A tese fixada reforça a jurisprudência da Corte no sentido de que a liberdade de imprensa é essencial ao regime democrático, e que o uso do Judiciário com objetivos intimidatórios pode comprometer seriamente esse direito. O relator original das ações, ministra Rosa Weber (aposentada), já havia defendido critérios mais rígidos para a responsabilização da imprensa, mas não acolheu a possibilidade de reunir os processos em um único foro. Essa parte do voto foi superada pela divergência aberta pelo ministro Luís Roberto Barroso, atual presidente do STF, que acabou prevalecendo.
Assédio judicial e lawfare
O chamado assédio judicial, também conhecido como “lawfare”, tem se tornado uma preocupação crescente entre entidades de defesa da liberdade de imprensa. Trata-se do uso sistemático de processos judiciais, em geral com o mesmo conteúdo, abertos em diferentes localidades, com o propósito de intimidar, silenciar ou dificultar a atuação de jornalistas. Em casos extremos, profissionais são obrigados a se defender simultaneamente em diversos tribunais, arcando com altos custos advocatícios e se ausentando de sua atividade profissional para cumprir prazos e audiências.
O ministro Alexandre de Moraes destacou que o problema afeta não apenas a imprensa, mas também o mundo político e outros setores da sociedade.
Já o ministro Edson Fachin avaliou que, ao definir, configurar e impedir o assédio judicial, o STF dá um passo importante para frear ações que desestimulem a produção de notícias, a investigação de fatos e a veiculação de opiniões críticas.
Divergências pontuais
Embora tenha havido maioria em torno da tese central, alguns ministros apresentaram divergências quanto à forma de responsabilização civil.

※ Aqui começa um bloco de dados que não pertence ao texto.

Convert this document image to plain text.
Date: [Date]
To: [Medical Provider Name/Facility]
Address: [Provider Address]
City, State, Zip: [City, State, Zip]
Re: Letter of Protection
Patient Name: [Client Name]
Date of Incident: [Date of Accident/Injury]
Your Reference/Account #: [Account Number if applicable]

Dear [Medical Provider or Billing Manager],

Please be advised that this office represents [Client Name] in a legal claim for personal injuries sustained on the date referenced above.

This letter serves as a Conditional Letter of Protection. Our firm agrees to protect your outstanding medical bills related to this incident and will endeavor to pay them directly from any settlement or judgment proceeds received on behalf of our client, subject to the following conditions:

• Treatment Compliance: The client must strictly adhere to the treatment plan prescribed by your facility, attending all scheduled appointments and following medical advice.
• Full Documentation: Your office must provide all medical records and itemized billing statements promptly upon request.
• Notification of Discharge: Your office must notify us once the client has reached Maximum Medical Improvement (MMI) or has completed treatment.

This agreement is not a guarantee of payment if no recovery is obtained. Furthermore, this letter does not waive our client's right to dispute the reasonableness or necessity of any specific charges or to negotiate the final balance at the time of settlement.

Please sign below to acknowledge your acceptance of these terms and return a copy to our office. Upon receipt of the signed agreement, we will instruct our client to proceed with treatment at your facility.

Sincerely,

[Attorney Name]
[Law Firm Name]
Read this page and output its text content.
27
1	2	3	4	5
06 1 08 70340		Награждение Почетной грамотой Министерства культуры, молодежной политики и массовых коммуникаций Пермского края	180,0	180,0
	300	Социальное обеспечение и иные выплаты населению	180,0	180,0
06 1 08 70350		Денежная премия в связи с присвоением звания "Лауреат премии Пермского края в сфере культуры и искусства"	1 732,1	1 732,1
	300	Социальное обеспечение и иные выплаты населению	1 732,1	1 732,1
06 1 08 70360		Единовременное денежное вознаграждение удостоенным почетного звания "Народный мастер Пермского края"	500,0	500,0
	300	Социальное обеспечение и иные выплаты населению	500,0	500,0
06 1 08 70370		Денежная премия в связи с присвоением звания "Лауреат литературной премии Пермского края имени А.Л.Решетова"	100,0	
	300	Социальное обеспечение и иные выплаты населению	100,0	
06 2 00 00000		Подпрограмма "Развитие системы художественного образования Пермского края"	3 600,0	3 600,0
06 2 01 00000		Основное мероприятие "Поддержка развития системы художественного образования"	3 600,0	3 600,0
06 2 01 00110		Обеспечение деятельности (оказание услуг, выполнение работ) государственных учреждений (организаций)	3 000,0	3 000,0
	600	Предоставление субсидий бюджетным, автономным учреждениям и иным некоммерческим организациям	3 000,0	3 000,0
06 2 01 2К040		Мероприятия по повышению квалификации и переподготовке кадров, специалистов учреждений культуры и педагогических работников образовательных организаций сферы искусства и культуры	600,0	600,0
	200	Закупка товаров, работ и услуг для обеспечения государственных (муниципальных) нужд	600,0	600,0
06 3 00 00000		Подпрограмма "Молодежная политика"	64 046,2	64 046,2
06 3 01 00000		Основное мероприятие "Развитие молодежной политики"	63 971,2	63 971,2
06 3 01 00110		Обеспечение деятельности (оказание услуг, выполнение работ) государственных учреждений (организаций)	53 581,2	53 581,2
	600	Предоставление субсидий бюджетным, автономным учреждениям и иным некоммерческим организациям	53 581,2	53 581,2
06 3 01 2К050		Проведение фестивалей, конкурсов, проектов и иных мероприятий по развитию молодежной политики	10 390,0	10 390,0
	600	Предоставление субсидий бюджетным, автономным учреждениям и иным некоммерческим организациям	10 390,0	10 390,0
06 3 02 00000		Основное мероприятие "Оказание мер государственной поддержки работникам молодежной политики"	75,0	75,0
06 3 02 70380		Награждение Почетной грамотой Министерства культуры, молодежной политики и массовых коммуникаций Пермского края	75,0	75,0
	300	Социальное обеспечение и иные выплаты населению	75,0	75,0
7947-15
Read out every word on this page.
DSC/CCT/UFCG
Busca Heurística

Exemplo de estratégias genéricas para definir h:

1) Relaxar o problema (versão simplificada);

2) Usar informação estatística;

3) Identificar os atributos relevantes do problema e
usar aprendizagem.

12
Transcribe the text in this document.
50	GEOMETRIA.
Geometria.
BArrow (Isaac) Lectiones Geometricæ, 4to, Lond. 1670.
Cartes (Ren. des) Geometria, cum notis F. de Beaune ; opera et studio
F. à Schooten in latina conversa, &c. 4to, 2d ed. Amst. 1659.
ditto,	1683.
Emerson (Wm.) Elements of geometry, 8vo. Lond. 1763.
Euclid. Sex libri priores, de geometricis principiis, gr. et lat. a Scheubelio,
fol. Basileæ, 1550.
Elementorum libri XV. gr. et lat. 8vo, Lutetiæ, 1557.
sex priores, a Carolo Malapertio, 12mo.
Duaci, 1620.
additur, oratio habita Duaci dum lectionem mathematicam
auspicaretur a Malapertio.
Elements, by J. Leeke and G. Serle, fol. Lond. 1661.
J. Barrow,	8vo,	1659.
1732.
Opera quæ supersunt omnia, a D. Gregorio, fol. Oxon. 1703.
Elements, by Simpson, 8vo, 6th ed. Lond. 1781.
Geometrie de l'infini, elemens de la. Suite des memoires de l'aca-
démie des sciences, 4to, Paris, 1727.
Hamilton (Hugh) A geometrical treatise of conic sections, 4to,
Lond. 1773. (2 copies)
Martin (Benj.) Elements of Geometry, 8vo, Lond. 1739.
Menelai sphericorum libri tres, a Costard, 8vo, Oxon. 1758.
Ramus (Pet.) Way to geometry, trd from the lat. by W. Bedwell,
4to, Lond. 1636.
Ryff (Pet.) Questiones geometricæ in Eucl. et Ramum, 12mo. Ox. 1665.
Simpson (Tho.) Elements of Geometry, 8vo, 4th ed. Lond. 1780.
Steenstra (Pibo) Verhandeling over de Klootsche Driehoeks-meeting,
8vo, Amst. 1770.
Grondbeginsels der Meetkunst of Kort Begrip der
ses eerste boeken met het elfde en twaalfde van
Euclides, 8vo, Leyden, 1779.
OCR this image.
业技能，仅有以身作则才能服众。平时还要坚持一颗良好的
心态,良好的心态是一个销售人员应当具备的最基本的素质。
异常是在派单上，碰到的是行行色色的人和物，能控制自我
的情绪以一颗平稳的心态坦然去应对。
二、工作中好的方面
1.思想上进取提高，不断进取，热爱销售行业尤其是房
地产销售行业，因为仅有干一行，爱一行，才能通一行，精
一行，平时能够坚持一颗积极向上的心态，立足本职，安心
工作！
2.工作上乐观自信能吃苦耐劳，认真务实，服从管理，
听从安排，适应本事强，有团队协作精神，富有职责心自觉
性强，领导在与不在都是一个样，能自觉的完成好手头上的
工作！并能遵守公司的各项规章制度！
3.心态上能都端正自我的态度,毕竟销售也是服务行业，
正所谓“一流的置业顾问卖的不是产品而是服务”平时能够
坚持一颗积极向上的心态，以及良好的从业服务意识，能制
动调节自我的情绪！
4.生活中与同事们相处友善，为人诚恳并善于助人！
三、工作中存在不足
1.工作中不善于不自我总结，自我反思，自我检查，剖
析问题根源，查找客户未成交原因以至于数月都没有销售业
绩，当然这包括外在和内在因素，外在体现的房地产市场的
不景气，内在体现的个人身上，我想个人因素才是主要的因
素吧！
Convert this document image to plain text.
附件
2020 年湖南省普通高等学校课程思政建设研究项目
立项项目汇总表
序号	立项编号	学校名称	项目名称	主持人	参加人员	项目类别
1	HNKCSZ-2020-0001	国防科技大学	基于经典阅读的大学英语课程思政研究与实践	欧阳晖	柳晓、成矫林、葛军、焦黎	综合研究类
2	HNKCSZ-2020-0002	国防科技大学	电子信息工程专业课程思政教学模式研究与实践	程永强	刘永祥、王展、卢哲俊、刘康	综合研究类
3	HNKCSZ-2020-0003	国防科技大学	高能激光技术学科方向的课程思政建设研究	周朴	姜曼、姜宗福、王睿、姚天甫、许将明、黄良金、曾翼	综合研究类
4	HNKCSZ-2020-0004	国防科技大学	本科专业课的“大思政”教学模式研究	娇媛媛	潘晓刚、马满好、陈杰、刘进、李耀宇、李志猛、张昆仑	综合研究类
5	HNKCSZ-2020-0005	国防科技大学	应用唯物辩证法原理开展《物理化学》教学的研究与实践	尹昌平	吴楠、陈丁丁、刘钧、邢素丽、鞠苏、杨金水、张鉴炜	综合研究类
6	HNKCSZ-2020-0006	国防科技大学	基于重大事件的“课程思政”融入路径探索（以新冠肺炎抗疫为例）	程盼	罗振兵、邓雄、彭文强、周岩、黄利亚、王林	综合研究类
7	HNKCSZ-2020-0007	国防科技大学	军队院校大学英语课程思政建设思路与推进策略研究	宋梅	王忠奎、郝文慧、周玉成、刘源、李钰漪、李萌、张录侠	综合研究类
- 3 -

Alexandre de Moraes, Dias Toffoli e Gilmar Mendes defenderam que a análise da culpa deve seguir os critérios do Código Civil, sem afastar completamente a possibilidade de responsabilização em casos de conduta imprudente, ainda que sem dolo.
Apesar das nuances, prevaleceu o entendimento de que somente o dolo ou a culpa grave caracterizam responsabilidade civil em casos envolvendo liberdade de imprensa.
Repercussão
A decisão do Supremo foi comemorada por entidades da sociedade civil, jornalistas e organizações jurídicas. O Instituto dos Advogados Brasileiros (IAB), que atuou no julgamento como amicus curiae, divulgou nota classificando o desfecho como uma “grande vitória judicial”.
“Num mundo em que cada vez mais reina a intolerância no campo das ideias, é preciso dar voz aos jornalistas, sem medo ou intimidações, mas com responsabilidade”, afirmou a presidente nacional do IAB, Rita Cortez.
Para o procurador do Instituto, Fernando Orotavo Neto, a decisão tem caráter histórico. “O Direito não pode ser utilizado como ferramenta de guerra para consagrar perseguições ou para deslegitimar a proteção aos direitos fundamentais, especialmente os direitos à liberdade de expressão e de imprensa”, destacou.
Na nota, o IAB lembrou que a atuação da imprensa é essencial ao Estado Democrático de Direito, e que a decisão do STF corrige uma distorção que vinha sendo usada para calar vozes críticas por meio da judicialização excessiva. “Em boa hora, o STF definiu como abuso de direito o assédio judicial a jornalistas, sem esquecer de definir os limites éticos que envolvem a atuação da imprensa.”